Gerhardstein admitted the birth certificate suit, like the death certificate suit last year, is an attack on Ohio's ban on gay marriage, which the state's voters approved in 2004.

"He's obviously filed a lawsuit because what he's trying to do is against the law," said Phil Burress, head of the conservative advocacy group Citizens for Community Values based in Sharonville, Ohio.

Burress notes that voters in Ohio and 30 other states approved banning same-sex marriages either by changing state laws or constitutions. Seventeen states and the District of Columbia allow same-sex marriage through a public vote, change in state law or via court decisions. Two states have judicial reviews pending on the issue.

"When a majority vote to pass an unconstitutional law, that's why the federal courts are here," Gerhardstein said.

Those supporting same-sex marriages are filing such lawsuits because they are desperate after voters in three states legalized same-sex marriage while voters in 31 others banned it. Burress said.

"They're not going to get what they want through public opinion," Burress said. "So they're going shopping for a liberal judge, ... a judge who doesn't care about the law."

Marriage is the oldest institution and exists to rear children, he said. That's why his organization helped push the 2004 ballot issue that banned same-sex marriage in Ohio.

"My issue is protecting marriage and not continuing to experiment with different types of marriages so people can feel good about themselves," Burress said.

Nonsense, said Gerhardstein and the same-sex couples who filed Monday's suit.
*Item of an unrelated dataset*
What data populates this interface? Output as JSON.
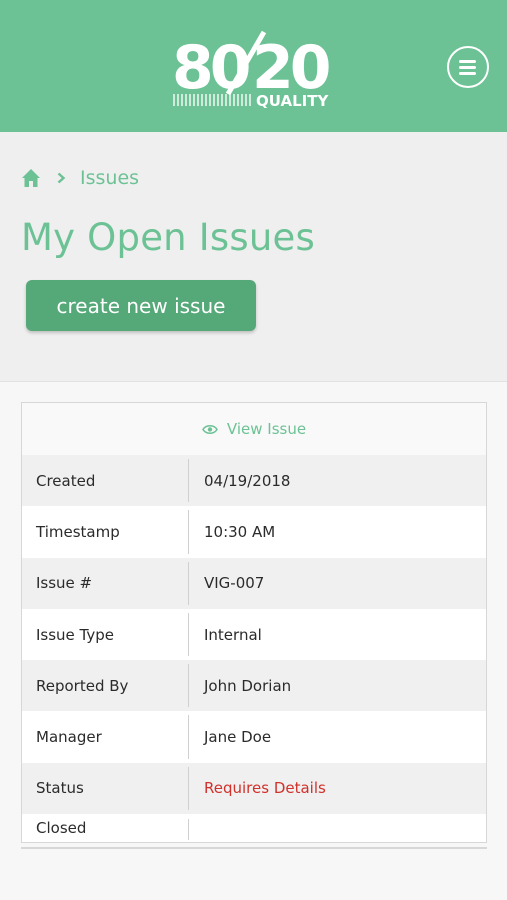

Marriage is for two people, regardless of gender, who love each other and may want to raise children in committed, loving relationships.

The gay couples have children born or who will be born in Ohio. Three of the couples, who live in Ohio or Kentucky counties, are due to become parents in June with the deliveries scheduled to take place in Cincinnati.

The fourth couple, living in New York, adopted a child born in Ohio. They seek to amend the child's birth certificate so it reflects his new name and both of his parents – information already listed on the New York order of adoption.

The Ohio Department of Health wouldn't comment on pending litigation. Through the Ohio Attorney General's office, it is appealing last year's decision regarding death certificates.

"The city did not defend the law in the Obergefell case, and it won't defend it in this case," Deputy Cincinnati Solicitor Aaron Herzig said Monday. "The city does not have any local laws treating same-sex marriages differently from opposite-sex marriages. In 2004, city voters repealed the charter amendment that had prohibited the city from giving legal protections based on sexual orientation."

Also on Monday, the federal government expanded some benefits to same-sex partners that already apply to traditional marriages, including joint backruptcy filings and not forcing a spouse to testify against a spouse. Those benefits apply to the areas where the federal government has jurisdiction in states that don't recognize same-sex marriages.